Yeah, that's the place, I just called today and the new guy said "no we still don't have anything but the model T's",  not sure what he's talking about since I can't think of a new release T. But I asked for one to be put back for me three weeks ago, if they don't have mine in the back room, and have sold out I'm going to cancel the order and pick it up somewhere else. I've been a big supporter of local hobby shops because I've been an owner and my daughter and her husband tried to make one work too. But if the shop can't provide the service's there's no need to support them.

They only get 3 of each "early release" kits.I bought 2 and the 3rd was on the shelf when I left.  I don't know the staff there,but one guy is very helpful and the others aren't (as you found out) they are RC guys with little interest/knowledge in models. Getting a early release kit from them is all about timing (yours, not thiers)   I only buy from them when I want one of the early release kits....otherwise I buy on the web. If you watch these threads on new/coming releases, often an "insider" posts when to expect these kits.  This shop does get them promptly about the 3rd week of every month.  Otherwise you likely will wait about a month for the general release.  However it seems you have to check for them in person, I'm retired and live in Palo Cedro so I have time to do that.  Good luck! 

Edited by mike 51
Posted

>Otherwise you likely will wait about a month for the general release.

tower hobbies has them in stock for just under 22$ with free shipping, just fyi. no need to wait a month, you will probably have it in your hands by friday

jb

Posted

> the new guy said "no we still don't have anything but the model T's",  

dollars to donuts he meant the model A. Model A or Model T, no difference and no relevance to those under 30 pretty much.

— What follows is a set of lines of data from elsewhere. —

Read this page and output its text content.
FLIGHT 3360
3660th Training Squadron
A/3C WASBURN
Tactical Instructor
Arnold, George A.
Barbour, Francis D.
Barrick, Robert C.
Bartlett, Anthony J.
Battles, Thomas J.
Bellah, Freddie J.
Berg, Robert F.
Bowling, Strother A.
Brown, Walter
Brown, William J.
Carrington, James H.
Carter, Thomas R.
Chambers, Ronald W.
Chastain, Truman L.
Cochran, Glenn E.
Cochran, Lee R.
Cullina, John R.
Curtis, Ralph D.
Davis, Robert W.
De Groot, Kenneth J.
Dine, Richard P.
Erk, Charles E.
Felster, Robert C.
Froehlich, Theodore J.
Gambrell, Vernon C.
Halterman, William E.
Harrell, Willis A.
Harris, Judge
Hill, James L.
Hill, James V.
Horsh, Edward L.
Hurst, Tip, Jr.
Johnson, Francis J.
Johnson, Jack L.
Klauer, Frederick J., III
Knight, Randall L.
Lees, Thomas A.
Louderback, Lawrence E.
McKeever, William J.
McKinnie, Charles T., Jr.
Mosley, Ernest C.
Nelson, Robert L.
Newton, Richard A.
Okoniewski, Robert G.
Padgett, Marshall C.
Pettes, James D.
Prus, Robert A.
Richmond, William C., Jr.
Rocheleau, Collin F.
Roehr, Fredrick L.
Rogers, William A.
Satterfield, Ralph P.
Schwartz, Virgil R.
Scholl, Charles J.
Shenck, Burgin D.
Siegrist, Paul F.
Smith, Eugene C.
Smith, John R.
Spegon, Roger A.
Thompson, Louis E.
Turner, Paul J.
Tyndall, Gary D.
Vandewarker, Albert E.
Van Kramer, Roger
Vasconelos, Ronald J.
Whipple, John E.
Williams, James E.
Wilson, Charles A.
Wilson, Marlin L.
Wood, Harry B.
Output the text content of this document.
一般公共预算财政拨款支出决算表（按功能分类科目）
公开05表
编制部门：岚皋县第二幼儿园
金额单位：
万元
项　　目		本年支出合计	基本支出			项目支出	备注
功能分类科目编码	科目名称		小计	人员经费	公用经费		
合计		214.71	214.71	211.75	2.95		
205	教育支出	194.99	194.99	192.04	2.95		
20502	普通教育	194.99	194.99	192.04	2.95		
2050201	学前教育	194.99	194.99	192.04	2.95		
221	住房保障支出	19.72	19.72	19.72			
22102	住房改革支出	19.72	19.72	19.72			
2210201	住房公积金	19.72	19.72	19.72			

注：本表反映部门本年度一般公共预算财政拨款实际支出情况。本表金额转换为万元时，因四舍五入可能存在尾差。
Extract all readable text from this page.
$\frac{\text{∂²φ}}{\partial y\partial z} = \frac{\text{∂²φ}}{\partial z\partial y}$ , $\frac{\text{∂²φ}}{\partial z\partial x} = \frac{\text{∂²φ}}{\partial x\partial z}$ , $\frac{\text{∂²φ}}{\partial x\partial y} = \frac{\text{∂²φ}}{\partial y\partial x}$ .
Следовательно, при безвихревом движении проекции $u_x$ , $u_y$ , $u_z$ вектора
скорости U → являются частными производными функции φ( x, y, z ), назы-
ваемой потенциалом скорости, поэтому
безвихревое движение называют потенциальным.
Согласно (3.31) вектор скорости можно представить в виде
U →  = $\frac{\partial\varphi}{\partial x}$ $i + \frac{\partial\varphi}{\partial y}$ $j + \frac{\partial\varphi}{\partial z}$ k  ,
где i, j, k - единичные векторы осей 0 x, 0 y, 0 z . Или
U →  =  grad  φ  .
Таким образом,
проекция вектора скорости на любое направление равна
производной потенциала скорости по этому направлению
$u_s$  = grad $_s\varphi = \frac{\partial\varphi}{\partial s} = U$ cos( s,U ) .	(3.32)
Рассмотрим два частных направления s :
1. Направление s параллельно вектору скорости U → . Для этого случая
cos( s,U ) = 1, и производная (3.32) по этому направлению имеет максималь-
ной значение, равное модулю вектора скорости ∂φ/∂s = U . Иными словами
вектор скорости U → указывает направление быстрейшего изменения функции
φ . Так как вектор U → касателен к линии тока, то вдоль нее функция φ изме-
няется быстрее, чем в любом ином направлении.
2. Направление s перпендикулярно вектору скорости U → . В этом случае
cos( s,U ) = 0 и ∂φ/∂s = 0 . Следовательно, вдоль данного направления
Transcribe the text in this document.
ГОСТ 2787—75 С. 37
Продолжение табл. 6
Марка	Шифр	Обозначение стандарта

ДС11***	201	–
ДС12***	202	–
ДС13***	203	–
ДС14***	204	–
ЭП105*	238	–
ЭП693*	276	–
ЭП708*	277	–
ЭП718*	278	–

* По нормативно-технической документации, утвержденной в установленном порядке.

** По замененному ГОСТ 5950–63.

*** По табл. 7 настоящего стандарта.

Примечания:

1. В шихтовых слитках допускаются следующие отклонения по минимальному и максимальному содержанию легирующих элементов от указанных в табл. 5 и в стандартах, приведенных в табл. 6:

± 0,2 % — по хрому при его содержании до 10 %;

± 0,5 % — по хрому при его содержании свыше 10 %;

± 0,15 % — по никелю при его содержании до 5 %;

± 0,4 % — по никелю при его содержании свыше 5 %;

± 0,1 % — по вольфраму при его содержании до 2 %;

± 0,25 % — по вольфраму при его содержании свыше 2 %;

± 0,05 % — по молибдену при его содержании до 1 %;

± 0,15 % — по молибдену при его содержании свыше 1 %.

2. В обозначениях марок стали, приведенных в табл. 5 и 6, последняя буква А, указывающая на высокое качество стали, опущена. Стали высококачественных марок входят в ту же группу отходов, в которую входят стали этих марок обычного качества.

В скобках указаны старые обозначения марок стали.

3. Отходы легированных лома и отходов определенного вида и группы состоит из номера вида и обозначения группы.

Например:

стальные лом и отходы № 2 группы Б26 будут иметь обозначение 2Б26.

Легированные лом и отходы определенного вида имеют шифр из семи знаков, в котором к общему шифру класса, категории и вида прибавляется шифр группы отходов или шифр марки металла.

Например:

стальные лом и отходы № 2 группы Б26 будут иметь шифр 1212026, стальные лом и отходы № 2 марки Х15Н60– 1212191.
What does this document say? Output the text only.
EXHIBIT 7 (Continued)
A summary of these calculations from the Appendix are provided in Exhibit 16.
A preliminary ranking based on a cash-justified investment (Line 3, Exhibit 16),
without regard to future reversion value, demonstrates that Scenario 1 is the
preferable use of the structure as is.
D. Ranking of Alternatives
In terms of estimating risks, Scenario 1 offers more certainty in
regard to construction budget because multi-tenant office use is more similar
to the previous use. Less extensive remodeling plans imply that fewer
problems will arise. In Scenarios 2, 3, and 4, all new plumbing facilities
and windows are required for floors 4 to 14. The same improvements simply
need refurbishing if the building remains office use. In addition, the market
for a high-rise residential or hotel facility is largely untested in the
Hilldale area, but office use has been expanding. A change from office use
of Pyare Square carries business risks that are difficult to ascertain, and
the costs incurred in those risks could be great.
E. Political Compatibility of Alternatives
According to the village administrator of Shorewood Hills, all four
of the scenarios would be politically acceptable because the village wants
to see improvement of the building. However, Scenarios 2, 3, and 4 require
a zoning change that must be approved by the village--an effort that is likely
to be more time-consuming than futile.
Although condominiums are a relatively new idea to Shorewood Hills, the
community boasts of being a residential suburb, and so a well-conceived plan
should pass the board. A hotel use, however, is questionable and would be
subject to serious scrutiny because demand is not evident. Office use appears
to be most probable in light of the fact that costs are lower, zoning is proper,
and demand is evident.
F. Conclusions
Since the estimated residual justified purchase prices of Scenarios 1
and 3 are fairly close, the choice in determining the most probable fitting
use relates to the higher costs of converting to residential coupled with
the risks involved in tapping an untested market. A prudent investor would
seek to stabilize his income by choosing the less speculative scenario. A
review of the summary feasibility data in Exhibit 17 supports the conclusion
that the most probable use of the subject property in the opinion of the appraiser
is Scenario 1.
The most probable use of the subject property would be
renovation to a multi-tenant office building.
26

and yeah if I had asked them to put one aside for me weeks ago, and now they claim they never arrived despite testimony to the contrary, and one is not waiting for you, that would be my last trip to that shop for quite a while.

jb

 

Posted (edited)

Yep and Tower is *nearly* local for me....never have paid any shipping or sales tax there.  

But like I said, sometimes I want it "right now", so I use the local guys.

Edited by mike 51
Posted

Mine arrived from Tower Hobbies today. I opened it up and gave it a good look...then fell asleep. I was tired as heck. I'll have to start on it tomorrow.

Posted

This has been another fun and interesting thread to read. These reviews can be interesting and useful. But then again, most things started by Boyd tend to be, and continue to go that way.